In recent years, we have met with different views of what Data lake is. Because data lake is a modern world today, it can be discussed by IT specialists as well as company management. Ideas of what this means, however, can be diametrically opposed. From the idea that data lake is just smarter storage, to the idea that data lake is a modern replacement for a data warehouse. Much has been written about the data lake, so let’s summarize the facts.
- In the past, the standard way of reporting and analyzing data was to build a data warehouse and data marts. One of the traditional rules of BI architecture was to store data relevant for analysis. Subsequently, the identification of the most interesting attributes and their aggregation into datamarts. The disadvantage of this solution is that only a subset of attributes is examined, so that only predetermined questions can be answered. In addition, data is aggregated in datamarts, so detail from the lowest levels is lost. In the future, many unknown questions will arise that this architecture will not be able to answer quickly.
- There are many data consumers in companies from different departments, areas and with different technical knowledge. Covering all needs in the traditional way, for example by creating a universal data model in Data Warehouse, is very time and money consuming. In addition, many data analyzes will not be repeated in the future or will be so different that it makes no sense for them to make a data model.

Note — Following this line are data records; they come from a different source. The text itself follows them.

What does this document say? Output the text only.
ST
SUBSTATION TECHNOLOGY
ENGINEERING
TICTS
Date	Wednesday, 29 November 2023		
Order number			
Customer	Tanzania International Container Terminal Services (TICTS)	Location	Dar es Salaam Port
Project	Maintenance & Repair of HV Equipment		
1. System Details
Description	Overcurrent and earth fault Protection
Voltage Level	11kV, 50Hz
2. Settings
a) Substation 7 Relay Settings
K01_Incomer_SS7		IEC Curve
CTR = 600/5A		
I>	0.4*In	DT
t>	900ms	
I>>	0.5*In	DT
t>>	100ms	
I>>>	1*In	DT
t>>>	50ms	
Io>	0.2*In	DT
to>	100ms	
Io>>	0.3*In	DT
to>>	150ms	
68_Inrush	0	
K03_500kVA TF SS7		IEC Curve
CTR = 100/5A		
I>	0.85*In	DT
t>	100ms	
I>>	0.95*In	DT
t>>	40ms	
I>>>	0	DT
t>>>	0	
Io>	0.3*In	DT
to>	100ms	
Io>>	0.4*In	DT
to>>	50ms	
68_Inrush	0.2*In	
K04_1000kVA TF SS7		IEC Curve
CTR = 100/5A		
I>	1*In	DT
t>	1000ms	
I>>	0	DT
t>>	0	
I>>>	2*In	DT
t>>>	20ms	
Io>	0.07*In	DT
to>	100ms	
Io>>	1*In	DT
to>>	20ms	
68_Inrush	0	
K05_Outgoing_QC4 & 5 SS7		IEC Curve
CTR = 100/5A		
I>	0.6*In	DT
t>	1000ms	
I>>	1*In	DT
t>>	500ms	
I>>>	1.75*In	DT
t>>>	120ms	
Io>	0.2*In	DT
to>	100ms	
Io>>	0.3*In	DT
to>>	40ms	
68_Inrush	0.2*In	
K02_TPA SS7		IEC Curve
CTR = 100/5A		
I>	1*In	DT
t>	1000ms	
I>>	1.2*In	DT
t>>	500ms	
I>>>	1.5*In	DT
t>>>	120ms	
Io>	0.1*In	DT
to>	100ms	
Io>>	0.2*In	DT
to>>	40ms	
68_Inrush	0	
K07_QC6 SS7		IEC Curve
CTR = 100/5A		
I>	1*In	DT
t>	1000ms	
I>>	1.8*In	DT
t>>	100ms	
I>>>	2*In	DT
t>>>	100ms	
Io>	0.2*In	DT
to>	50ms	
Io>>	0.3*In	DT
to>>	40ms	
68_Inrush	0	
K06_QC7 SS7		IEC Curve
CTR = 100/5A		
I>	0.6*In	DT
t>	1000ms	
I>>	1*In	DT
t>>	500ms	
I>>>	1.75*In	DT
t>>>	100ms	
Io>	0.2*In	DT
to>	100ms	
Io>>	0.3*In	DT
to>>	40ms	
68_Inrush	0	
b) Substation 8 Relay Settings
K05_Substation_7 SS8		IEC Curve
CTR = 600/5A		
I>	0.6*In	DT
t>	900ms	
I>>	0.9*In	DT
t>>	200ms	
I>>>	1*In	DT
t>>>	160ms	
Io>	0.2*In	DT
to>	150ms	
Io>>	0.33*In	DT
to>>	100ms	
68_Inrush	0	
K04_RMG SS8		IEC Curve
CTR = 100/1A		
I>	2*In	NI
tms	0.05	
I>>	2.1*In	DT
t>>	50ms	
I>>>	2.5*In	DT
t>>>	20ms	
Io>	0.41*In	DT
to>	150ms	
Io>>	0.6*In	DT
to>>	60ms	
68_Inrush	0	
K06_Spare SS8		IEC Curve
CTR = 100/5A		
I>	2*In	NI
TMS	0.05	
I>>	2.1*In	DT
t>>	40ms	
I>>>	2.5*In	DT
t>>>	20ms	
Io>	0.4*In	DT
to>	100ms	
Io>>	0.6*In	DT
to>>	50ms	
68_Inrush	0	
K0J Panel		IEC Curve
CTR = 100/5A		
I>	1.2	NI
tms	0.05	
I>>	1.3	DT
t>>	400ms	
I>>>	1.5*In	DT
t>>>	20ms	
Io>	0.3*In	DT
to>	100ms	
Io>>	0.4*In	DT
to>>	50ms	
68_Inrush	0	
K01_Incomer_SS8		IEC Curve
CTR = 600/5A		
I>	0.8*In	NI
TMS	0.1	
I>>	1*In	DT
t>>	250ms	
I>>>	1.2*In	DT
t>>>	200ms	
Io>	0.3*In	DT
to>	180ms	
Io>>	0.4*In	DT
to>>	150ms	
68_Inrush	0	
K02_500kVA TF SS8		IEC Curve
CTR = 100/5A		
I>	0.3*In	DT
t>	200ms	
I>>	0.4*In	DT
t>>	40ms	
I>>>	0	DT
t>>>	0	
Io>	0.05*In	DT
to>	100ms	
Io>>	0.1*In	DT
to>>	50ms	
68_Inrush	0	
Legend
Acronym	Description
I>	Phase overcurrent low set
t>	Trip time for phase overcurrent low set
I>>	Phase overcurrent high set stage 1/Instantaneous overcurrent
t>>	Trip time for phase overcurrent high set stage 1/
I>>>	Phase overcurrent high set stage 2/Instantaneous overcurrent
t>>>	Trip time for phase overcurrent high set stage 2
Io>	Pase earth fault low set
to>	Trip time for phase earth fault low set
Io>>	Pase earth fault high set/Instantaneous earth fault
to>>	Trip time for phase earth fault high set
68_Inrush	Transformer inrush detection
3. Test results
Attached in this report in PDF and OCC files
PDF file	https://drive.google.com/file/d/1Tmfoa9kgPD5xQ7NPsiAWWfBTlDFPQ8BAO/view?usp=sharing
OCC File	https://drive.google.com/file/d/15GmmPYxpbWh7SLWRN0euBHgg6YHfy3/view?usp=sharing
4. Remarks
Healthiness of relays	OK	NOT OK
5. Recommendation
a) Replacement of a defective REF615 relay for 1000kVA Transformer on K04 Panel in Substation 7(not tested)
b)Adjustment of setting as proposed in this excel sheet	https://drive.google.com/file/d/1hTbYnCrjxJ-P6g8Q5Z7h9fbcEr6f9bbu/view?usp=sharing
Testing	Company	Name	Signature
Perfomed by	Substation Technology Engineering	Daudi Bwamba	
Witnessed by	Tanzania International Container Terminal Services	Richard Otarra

- In the past, companies mostly dealt with structured or semi-structured data, and unstructured data was neglected, although it is an important source of information for the company.
- Over time, the data is so large that it does not technically and / or economically fit into traditional relational databases.
It follows from the original idea of the data lake concept that the data lake philosophy is different from the data warehouse concept. We store the data in its original form and in the lowest possible detail. The database supports all forms of data – structured, semi-structured, and unstructured. Data storage is economically advantageous. The database is based on Hadoop’s philosophy and tools. But there is a new and strong challenger in the ground, Snowflake which is the fastest-growing company in the field of Data, and its functionalities are better and the process is faster than Hadoop. It can serve as a data source for a traditional data warehouse and, in addition to the data warehouse, allows you to perform new types of analytical tasks. This definition clearly defined what a data lake is and how it is to be used.
The definition of the data lake is still not precisely specified. Different consulting firms and India Snowflake Consultants have different definitions on their sites. The database is also very often associated with internal marketing and is presented as an opportunity to start where, for example, the DWH project failed. Nevertheless, concepts such as DWH will still have a place next to the data lake and will fulfill their function.